In the spring of 2018, a 10-day field study was conducted in Colorado's Denver-Julesburg oil and natural gas production basin to improve information on well pad pneumatic controller (PC) populations and identify PCs with potential maintenance issues (MIs) causing excess emissions through a novel optical gas imaging (OGI) survey approach. A total of 500 natural gas-emitting PCs servicing 102 wells (4.9 PCs/well) were surveyed at 31 facilities operated by seven different companies. The PCs were characterized by their designed operational function and applications, with 83% of the PC population identified as intermittent PCs (IPCs). An OGI inspection protocol was used to investigate emissions on 447 working PCs from this set. OGI detected continuous emissions from 11.3% of observed IPCs and these were classified as experiencing some level of MIs. OGI imaging modes were observed to have a significant effect on emission detectability with high sensitivity mode detection rates being approximately 2 times higher compared to auto mode. Fourteen snapshot emission measurements (not including actuations) were conducted on IPCs in this category using a high-volume sampling device with augmented quality assurance procedures with observed emissions rates ranging from 0.1 up to 31.3 scf/hr (mean = 2.8 scf/hr). For PCs with continuous depressurization type (CPC), 36.8% had continuous emissions observed by OGI. Four supporting emission measurements were conducted on CPCs with one unit exceeding the low bleed regulatory emission threshold with an emission rate of 9.9 scf/hr (mean = 4.2 scf/hr).
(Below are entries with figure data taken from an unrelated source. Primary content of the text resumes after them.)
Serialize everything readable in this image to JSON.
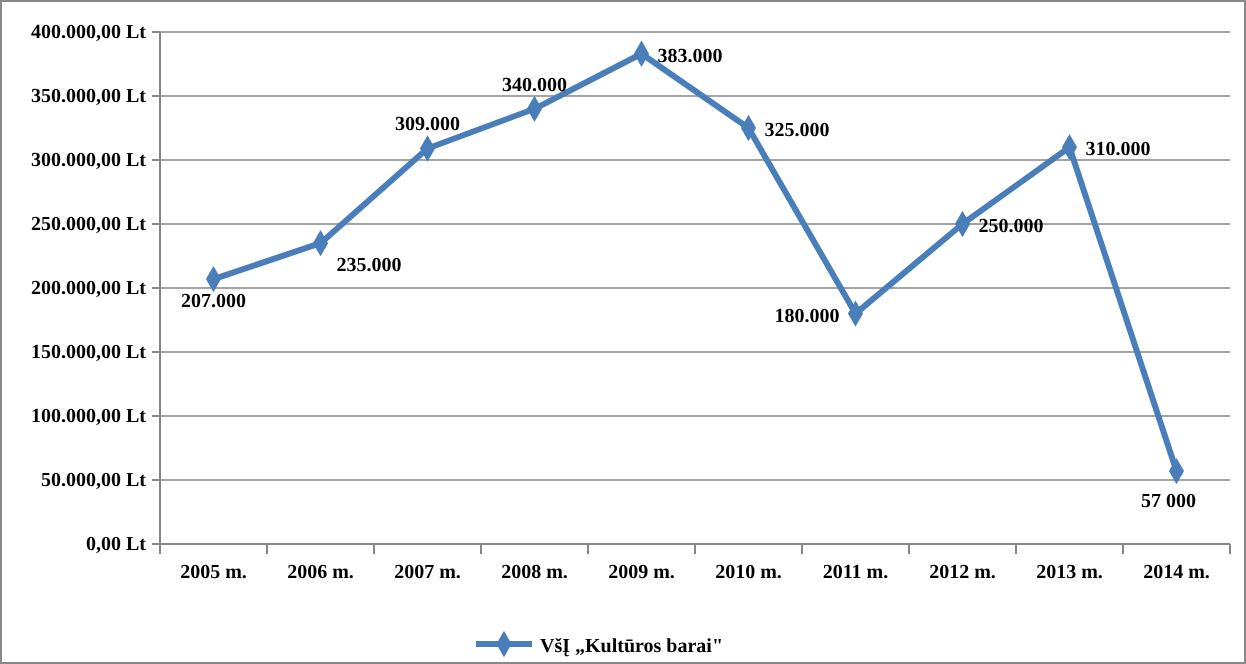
{
  "chart_data": {
    "type": "line",
    "categories": [
      "2005 m.",
      "2006 m.",
      "2007 m.",
      "2008 m.",
      "2009 m.",
      "2010 m.",
      "2011 m.",
      "2012 m.",
      "2013 m.",
      "2014 m."
    ],
    "series": [
      {
        "name": "VšĮ „Kultūros barai\"",
        "color": "#4a7ebb",
        "values": [
          207000,
          235000,
          309000,
          340000,
          383000,
          325000,
          180000,
          250000,
          310000,
          57000
        ],
        "value_labels": [
          "207.000",
          "235.000",
          "309.000",
          "340.000",
          "383.000",
          "325.000",
          "180.000",
          "250.000",
          "310.000",
          "57 000"
        ]
      }
    ],
    "ylim": [
      0,
      400000
    ],
    "yticks": [
      {
        "value": 0,
        "label": "0,00 Lt"
      },
      {
        "value": 50000,
        "label": "50.000,00 Lt"
      },
      {
        "value": 100000,
        "label": "100.000,00 Lt"
      },
      {
        "value": 150000,
        "label": "150.000,00 Lt"
      },
      {
        "value": 200000,
        "label": "200.000,00 Lt"
      },
      {
        "value": 250000,
        "label": "250.000,00 Lt"
      },
      {
        "value": 300000,
        "label": "300.000,00 Lt"
      },
      {
        "value": 350000,
        "label": "350.000,00 Lt"
      },
      {
        "value": 400000,
        "label": "400.000,00 Lt"
      }
    ],
    "grid": "y",
    "legend": "bottom",
    "marker": "diamond",
    "line_style": "solid"
  }
}
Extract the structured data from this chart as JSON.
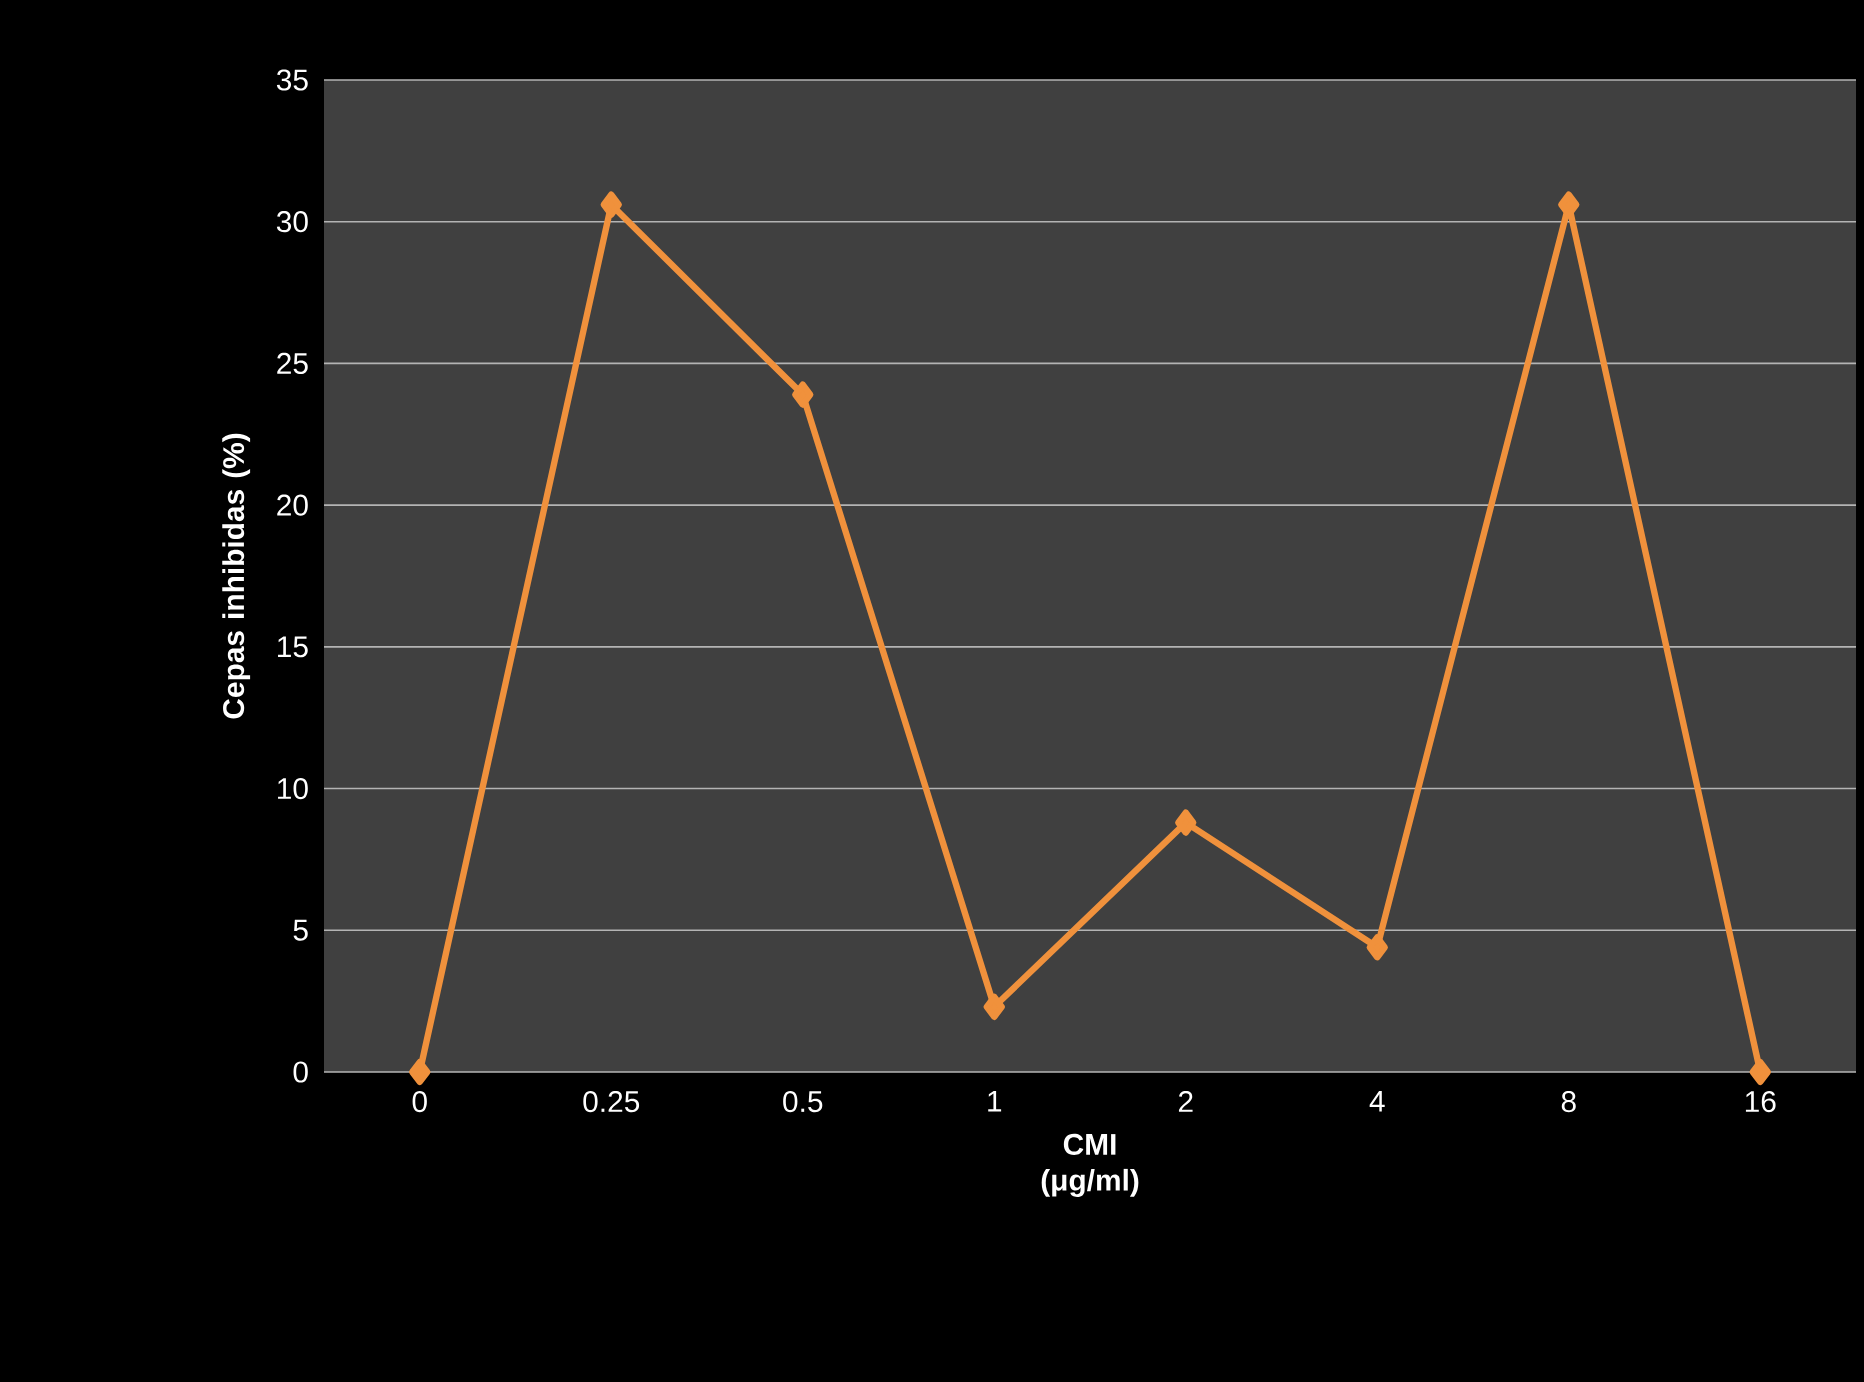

Additional information was collected on PC actuation events, as observed with OGI, which showed a strong correlation between observed actuation events and facility production compared to observed continuous emissions caused by MIs which did not correlate with facility production.Implications: A novel survey approach of pneumatic controllers at oil and natural gas production facilities in the Denver-Julesburg basin, using optical gas imaging and supporting emission measurements, was demonstrated as an effective method to identify controllers with potential maintenance issues causing excess emissions. The results of the pneumatic controller and optical gas imaging surveys improved information on pneumatic controller populations within the basin and also demonstrated the significant effect optical gas imaging modes have on emission detections.

Figure 1.

Distributions of well counts from this study (primary ordinates axes, solid bars) with actual field study-selected distributions (secondary ordinated axes, dashed line) for: (a) well spud dates; (b) 2017 well oil production; (c) 2017 well gas production.

Figure 2.

Illustration of OGI detection threshold assumptions and important emission level demarcation points for IPCs and CPCs. The IPC designed seepage rate is assumed to be below OGI detection limit in all observing modes.

Figure 3.

Breakdown of the PS/PC systems found on facilities (first four bars), along with a summary of OGI survey results pertaining to the primary dataset of working, NG emitting PCs (N = 453). The OGI-observed data set was 447 and includes both auto and HSM/auto observations.

Figure 4.

HVS measured IPC (gray bars) and CPC (blue bars) ERs. The detection limit of the technique is 0.1 scf/hr and IPCs 13 and 14 do not represent accurate measurements due to variable emission from the IPCs.

Figure 5.

(a) Comparison of PC actuations per facility ranked by production (black bars) to facility oil production normalized by inlet separator count (dashed gray line). (b) Comparison of facility MI rates (black bars) to facility oil production normalized by separator count (dashed gray line).